A. As to Defendant A Co., Ltd., the amount of KRW 87,019,471 and KRW 39,554,317 among them, from August 10, 2002.

Reasons

1. The facts in the separate sheet of the reasons for the claim as to the judgment of the reasons for the claim can be acknowledged in full view of Gap evidence No. 1-1 and No. 2, and the whole purport of the arguments, and there is no counter-proof.

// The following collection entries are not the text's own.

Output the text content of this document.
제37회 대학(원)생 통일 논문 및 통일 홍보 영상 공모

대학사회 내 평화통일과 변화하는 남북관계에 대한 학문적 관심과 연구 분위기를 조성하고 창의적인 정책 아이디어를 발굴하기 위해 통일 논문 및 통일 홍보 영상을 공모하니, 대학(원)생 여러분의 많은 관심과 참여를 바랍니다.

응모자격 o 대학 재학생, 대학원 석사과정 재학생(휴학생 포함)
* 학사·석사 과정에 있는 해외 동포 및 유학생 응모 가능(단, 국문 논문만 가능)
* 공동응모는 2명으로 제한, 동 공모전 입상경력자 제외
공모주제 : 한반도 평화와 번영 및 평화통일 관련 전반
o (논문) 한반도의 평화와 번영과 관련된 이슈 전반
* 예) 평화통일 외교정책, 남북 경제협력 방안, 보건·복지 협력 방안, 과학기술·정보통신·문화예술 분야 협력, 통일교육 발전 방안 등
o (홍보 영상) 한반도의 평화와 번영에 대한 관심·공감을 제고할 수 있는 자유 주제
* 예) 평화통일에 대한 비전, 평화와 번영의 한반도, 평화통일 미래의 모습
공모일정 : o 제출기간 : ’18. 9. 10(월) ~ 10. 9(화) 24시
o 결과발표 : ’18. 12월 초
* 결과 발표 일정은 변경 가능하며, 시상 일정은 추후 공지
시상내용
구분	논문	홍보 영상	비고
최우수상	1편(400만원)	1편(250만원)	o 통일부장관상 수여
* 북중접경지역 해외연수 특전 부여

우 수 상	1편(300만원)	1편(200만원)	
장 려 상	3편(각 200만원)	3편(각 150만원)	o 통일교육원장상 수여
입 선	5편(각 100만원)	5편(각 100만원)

As to this, Defendant A Co., Ltd. (hereinafter “Defendant A Co., Ltd.”) asserts to the effect that Defendant A Co., Ltd. (hereinafter “Defendant Company”) is a corporation dissolved and terminated pursuant to Article 520(1) and (4) of the Commercial Act, and thus, it cannot comply with the claim of this case. However, even a company, which is dissolved and deemed to have been terminated pursuant to Article 520-2(1) through (4) of the Commercial Act, where it is necessary to adjust its legal relationship in reality because its legal relationship remains, it shall not be completely extinguished within the scope (see, e.g., Supreme Court Decision 67Da2528, Jun. 18, 1968). Thus, the above assertion is

Although the defendant company also asserted that the bankruptcy and immunity has become final and conclusive against the representative liquidator F of the defendant company, it is clear that the claim in this case is not a claim against the representative liquidator of the defendant company against the defendant company, but a claim against the defendant company which is a corporation, and thus, it cannot be accepted as

2. As such, the claim of this case for the extension of the prescription period of the previous final and conclusive judgment is judged to have interests in the lawsuit, and it is so decided as per Disposition with the reason of admitting the claim.